ASK THE GOAT: Foot work

Apr. 04, 2013 @ 05:00 AM

Goat: “After increasing mileage in my runs, I am beginning to have foot/feet issues....mainly a few blisters and a callus here and there. No bruising or loss of toenails yet, as I so often hear from runners who log surplus miles. What foot care advice can you offer?”

Footwork Fannie

Fannie: You would be astounded by some of the remedies, home brews and rituals I have seen out on the trails. Here are some of the most memorable.

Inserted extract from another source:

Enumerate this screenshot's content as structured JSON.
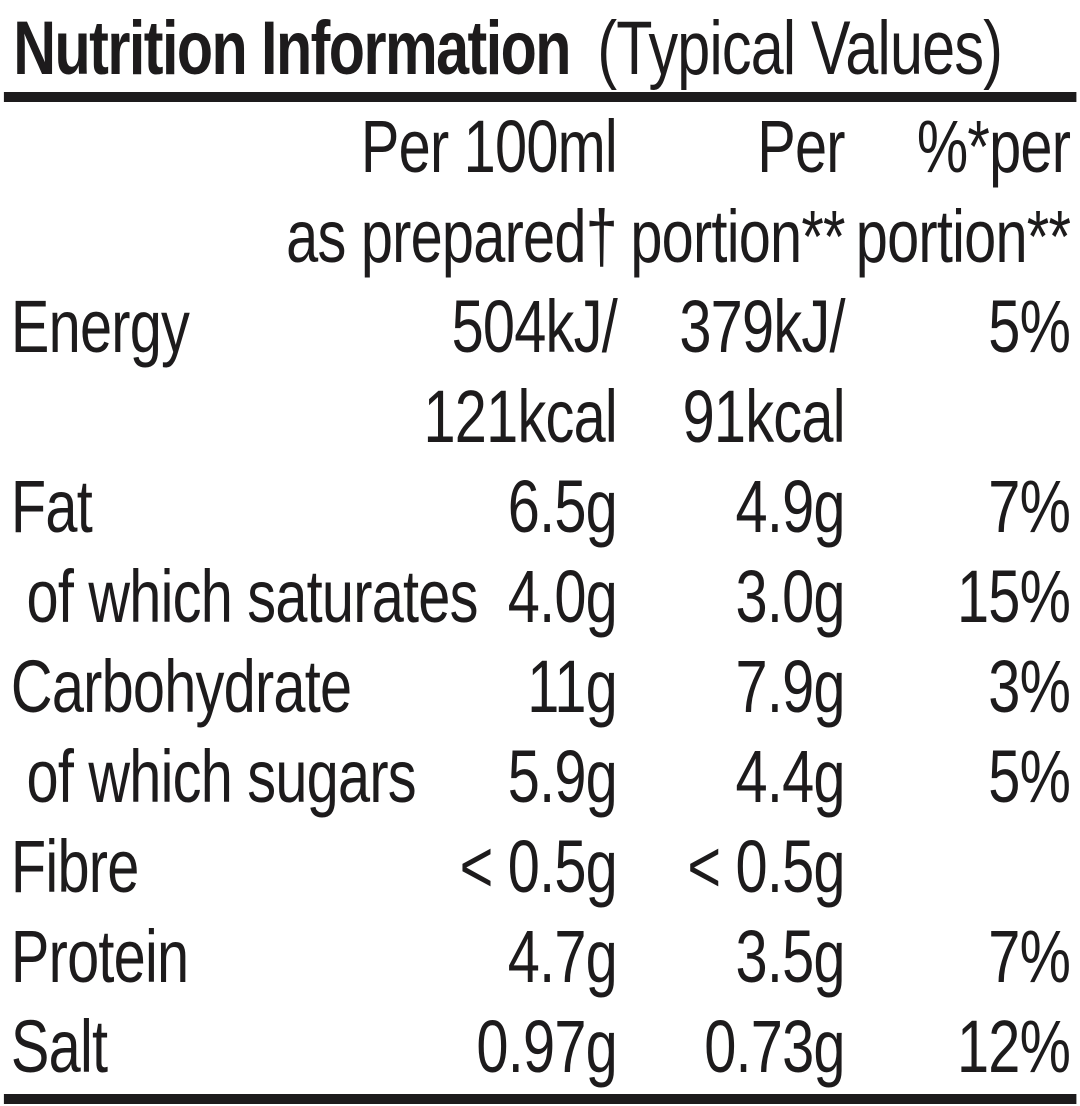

The “Lubri-sock” - Quite simply, this is one sock (or two doubled up on a single foot) filled with a lubricant. I have seen Neosporin, Vasoline, car grease, Crisco and homemade concoctions that smelled like raw animal fat cooking in the sun. Feet are liberally coated, and then are encased in a sock. The theory is a slick foot gathers no wounds.

The “Powder Tube” - The antithesis of the Lubri-sock. Keep it dry, pull moisture from the skin, and roll with it. These runners fill socks with everything from corn starch and Gold Bond to baking soda and graphite powder. Moisture-free is their mantra and they will change socks multiple times throughout a race to ensure that each step is dry and blister-free.

The “Mummy” - I know you know some of these folks. Have tape, will travel. These are the folks who have suffered greatly from blisters in the past. Fear of a recurrence has led them to adoption of the mummification routine of taping every exposed “hot spot” with an adhesive strip. They use duct tape, surgical tape, electrical tape, Mole Skin, blister tabs, Fake Skin and even spray adhesive to cover damaged, or formerly damaged, areas of the foot. Some are more extreme than others. I tape my fourth toe lightly when I run off-road in my trail shoes. But I go light with the encasement.

“Flaying the Demon” and the “Rock Cooker” - These are the Yin and Yang of foot conditioning to avoid blisters. The theory is toughen the foot beyond the need to blister.

Flaying the Demon is running literally barefoot on tough surfaces to gain the advantage of thick sole skin and tougher, seemingly impenetrable, foot armor. It's kind of risky because a single puncture can end your running for quite some time.

The Rock Cooker stands, walks or runs over flat, steaming asphalt to heat-harden the soles of his/her feet. There may be less chance of a puncture injury but it's very painful and still an unconvincing approach to foot fortitude.

So, Fannie, here are my opinions on the above techniques to foot care. Buy shoes that fit. Wear toe-socks that keep friction down. Minimally tape where you know rubbing happens, and soak tired feet after difficult runs.

There is no magic cure, and although these “home remedies” must work to some degree for those who partake in them, I have only suffered blisters in one race in the last 80 and that was by testing new shoes on an unforgiving course.